Solve the linear programming problem by graphing. graph the feasible region, list the extreme points and identify the maximum value of Z. please list the equations of the lines that form the feasible region
Minimize z=4x+y

subject to

2x+4y>= 20

3x+2y<=24

x,y>=0

Answer 1

Answer:

The minimum value of objective function is 5 at x=0 and y=5.

Step-by-step explanation:

The given linear programming problem is

Minimize $z=4x+y$

Subject to  constraints

$2x+4y\geq 20$         .... (1)

$3x+2y\leq 24$          .... (2)

$x,y\geq 0$

The related line of both inequalities are solid lines because the sign of inequalities are ≤ and ≥. It means the points lie on related line are included in the solution set.

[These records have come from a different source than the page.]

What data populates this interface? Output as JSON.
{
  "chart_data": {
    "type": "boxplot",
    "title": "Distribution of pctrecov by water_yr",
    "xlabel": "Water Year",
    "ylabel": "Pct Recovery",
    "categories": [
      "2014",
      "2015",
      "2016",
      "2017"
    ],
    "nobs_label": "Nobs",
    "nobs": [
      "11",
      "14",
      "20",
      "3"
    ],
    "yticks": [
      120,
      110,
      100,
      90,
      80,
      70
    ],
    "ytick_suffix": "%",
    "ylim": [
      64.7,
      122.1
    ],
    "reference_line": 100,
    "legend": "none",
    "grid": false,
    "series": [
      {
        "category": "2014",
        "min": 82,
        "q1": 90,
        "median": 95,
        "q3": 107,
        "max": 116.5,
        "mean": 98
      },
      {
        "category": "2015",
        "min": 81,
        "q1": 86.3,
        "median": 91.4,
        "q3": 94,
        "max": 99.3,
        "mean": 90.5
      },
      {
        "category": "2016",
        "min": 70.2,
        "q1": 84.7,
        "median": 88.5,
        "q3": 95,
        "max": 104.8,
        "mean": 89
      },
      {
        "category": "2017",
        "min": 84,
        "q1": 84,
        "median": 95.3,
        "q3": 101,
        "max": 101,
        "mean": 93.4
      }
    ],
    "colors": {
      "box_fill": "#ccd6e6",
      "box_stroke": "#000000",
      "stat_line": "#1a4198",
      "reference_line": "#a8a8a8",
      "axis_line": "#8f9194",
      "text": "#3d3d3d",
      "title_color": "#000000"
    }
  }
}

Check both inequalities by (0,0).

$2(0)+4(0)\geq 20$

$0\geq 20$

This statement is not true. So, the shaded region of inequality (1) will not contain the origin.

$3(0)+2(0)\leq 24$

$0\leq 24$

This statement is true. It means the shaded region of inequality (2) will contain the origin.

$x,y\geq 0$ means first quadrant.

The common shaded region is feasible region. The vertices of feasible region are (0,5), (0,12) and (7,1.5).

Calculate the value of objective function at these vertices.

For (0,5)

$z=4(0)+(5)=5$

For (0,12)

$z=4(0)+(12)=12$

For (7,1.5)

$z=4(7)+(1.5)=29.5$

Therefore the minimum value of objective function is 5 at x=0 and y=5.